ICANN would be opening up a Pandora's Box through this contractual 
loophole, to not forbid .tv style pricing. The mistake would not be able to 
be corrected, as the contracts explicitly say that Consensus Policies do 
not apply to pricing issues. Since presumptive renewal exists in these new 
deals, the contracts are essentially going to live with ICANN forever, if 

If this pricing power eventually got extended to .com, nothing would 
prevent the renewal fee for Yahoo.com, GoDaddy.com, Google.com, Tucows.com, 
Business.com, Sex.com or any other domain in a registry with similar terms 
to reach $1 billion per year, or any other price that VeriSign or other 
registry operators wanted to maximize its profits (net-neutrality debate is 
similar, for bandwidth pricing to websites). You can imagine my 
VeriSignSucks.com won't last longer than 10 years, if VeriSign had the 
power to raise the renewal fee to $1 billion/year. :)

I believe that it is very important that this loophole be closed, in order 
to not create the precedent that VeriSign could later exploit for .com, and 
to protect registrants of .biz/org/info. If it is "suicide", as Vint 
suggested, then surely a registry that would supposedly never use the power 
would agree to remove the temptation by adding an appropriate term to the 
contract. A registry not willing to add that term....well, you know what 
they might be tempted to do later. If your business horizon is the next 
quarter, this won't impact you. If it's beyond 10 years, it could impact 
you. Can you live with that uncertainty??

Feel free to spread the word on the mailing lists or media, and contact 
Vint (vint@xxxxxxxxxx) or John Jeffrey (jeffrey@xxxxxxxxx) or other ICANN 
staffers if you want to confirm things and voice your concerns. Time is of 
the essence, as the public comment period ends next Monday. Registrants DO 
NOT know what is coming (the public comment board is almost empty), as it's 
the summer holidays! (typical ICANN tactic, introduce 500+ page contracts 
for public comment when everyone is on holiday)
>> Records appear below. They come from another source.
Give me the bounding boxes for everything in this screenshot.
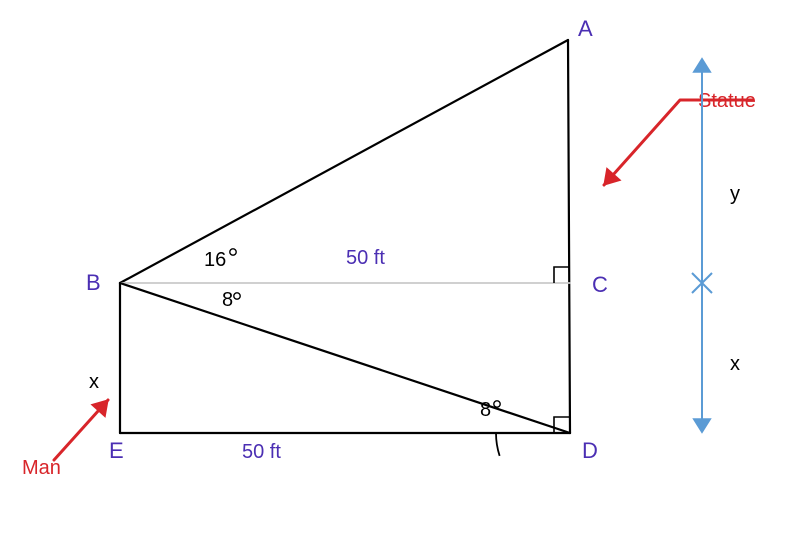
right-angle-C [554,267,570,283]
vertex-label-C: C [592,272,608,297]
segment-AD [568,40,570,433]
var-label-x_left: x [89,371,99,393]
vertex-label-E: E [109,438,124,463]
vertex-label-B: B [86,270,101,295]
angle-degree-mark-1 [234,293,240,299]
measure-label-1: 50 ft [242,441,281,463]
vertex-label-D: D [582,438,598,463]
angle-arc-D [496,433,500,456]
vertex-label-A: A [578,16,593,41]
angle-label-0: 16 [204,249,226,271]
angle-label-1: 8 [222,289,233,311]
angle-label-2: 8 [480,399,491,421]
var-label-x_right: x [730,353,740,375]
angle-degree-mark-2 [494,401,500,407]
measure-label-0: 50 ft [346,247,385,269]
angle-degree-mark-0 [230,249,236,255]
statue-arrow-line [604,100,752,185]
segment-BA [120,40,568,283]
var-label-y_right: y [730,183,740,205]
segment-BD [120,283,570,433]
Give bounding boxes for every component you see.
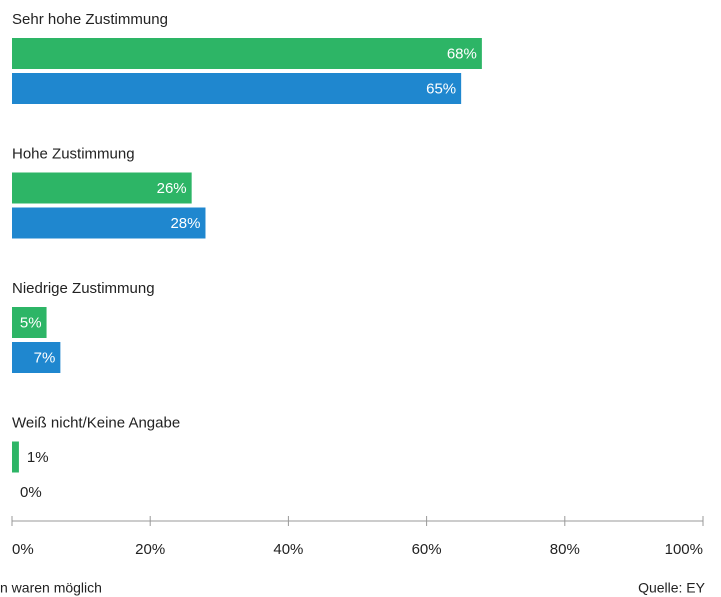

Public comments can be sent using the addresses at:


(be sure to send to all 3 email addresses for all 3 contracts, and also 
click the link in the email ICANN will send you to authenticate your email 
address, otherwise your comment doesn't get received)

There are a lot of other reasons to be opposed to the proposed contracts, 
such as the presumptive renewal, the ability to sell traffic data, the 
removal of price caps, etc. I will be writing a longer document soon, but 
wanted to give everyone a heads-up, so that you can take appropriate action 
on your own now, and corroborate things independently with Vint Cerf, John 
Jeffrey or other ICANN people.

These are fundamentally flawed contracts, and should not be approved by 
ICANN. The precedents these contracts would create are ominous, even worse 
then the .com proposed settlement agreement (that the DoC has yet to 
approve). Why is ICANN even renegotiating these registry agreements, when 
the existing terms don't expire for several years in some cases, and the 
GNSO PDP process for registry services is ongoing??